Fear and Power in America

Which values dominate presidential candidate conversations?

July 5 – August 9

One thing that Metametrix Data is especially useful for is tracking how values change. And what better place to track shifting values than the turbulent, terrifying and entertaining U.S. presidential election?

Our approach:

We broke down a month’s worth of news, blog and social media posts into weekly data sets, monitoring values in the content focused on presidential candidates Hillary Clinton and Donald Trump.

Over that time, we also watched polling data and key news events. We believe with polling data and news events as context, we can better understand the values — and therefore, to some extent, the candidates’ respective messages and appeal — around each of them.

Observations on values:

The value with far and away the strongest differential between Clinton and Trump was fear.
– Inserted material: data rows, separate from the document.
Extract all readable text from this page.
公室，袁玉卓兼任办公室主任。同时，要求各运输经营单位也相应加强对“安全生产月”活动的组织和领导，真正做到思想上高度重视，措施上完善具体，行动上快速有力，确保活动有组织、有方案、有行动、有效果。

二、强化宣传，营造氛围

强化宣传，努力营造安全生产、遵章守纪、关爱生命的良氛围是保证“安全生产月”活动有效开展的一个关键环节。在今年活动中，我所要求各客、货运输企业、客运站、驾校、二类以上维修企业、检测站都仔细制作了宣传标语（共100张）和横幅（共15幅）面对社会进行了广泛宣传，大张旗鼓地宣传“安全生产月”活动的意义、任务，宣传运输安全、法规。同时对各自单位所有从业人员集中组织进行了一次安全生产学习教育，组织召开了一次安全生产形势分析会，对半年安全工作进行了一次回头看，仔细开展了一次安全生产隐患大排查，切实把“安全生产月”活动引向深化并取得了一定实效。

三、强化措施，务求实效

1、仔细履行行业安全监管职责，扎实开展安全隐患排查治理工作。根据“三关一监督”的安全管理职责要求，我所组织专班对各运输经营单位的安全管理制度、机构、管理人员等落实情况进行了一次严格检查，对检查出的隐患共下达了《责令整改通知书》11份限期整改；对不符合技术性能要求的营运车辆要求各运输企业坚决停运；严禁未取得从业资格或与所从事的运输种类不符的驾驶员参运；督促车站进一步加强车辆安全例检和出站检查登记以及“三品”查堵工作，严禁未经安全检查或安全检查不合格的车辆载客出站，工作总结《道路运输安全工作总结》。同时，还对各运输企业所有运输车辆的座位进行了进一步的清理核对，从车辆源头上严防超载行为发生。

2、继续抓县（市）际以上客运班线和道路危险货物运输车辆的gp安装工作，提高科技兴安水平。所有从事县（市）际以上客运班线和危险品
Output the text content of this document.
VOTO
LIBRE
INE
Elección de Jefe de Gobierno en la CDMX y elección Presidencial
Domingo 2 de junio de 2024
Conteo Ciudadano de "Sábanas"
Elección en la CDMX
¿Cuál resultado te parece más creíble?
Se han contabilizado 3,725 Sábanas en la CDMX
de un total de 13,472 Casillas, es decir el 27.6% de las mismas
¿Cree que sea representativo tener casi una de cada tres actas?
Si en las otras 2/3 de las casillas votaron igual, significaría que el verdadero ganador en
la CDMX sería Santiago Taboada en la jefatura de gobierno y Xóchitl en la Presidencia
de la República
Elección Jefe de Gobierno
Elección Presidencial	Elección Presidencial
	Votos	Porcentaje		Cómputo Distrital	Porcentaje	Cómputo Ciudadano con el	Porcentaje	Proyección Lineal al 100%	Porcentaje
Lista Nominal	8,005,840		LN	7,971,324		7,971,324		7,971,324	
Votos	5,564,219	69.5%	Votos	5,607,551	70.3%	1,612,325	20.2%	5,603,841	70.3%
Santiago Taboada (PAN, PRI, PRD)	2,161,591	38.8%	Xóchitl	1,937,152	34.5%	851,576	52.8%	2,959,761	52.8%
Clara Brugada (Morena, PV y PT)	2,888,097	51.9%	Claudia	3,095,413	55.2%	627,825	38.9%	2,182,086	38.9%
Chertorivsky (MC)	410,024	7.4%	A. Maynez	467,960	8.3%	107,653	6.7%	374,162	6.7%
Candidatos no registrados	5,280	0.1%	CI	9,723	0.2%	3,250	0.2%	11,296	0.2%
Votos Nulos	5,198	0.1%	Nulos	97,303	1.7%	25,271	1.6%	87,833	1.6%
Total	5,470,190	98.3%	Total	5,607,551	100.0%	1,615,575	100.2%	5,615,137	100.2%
Throughout the month, talk about Trump had more expressions of fear than that about Clinton. With very slight variations, fear-based language was far more prevalent in the Trumposphere for the duration of the month.

Interestingly, Trump’s slight poll bump the week of 7/26, just following the Republican National Convention, corresponding to a dip in the Clinton-focused language featuring the value of power.

What does it mean?

Candidates’ own messaging drives many of the values expressed in the language surrounding them. The larger share of voice for justice for Clinton is a consistent theme. The value of fear follows Trump around, as well, some fear language driven by the candidate, some fear-based talk about the candidate. As we move through the debates and get closer to the election, watch what news events and speeches move these baseline themes — and see how those changes are reflected in the polls.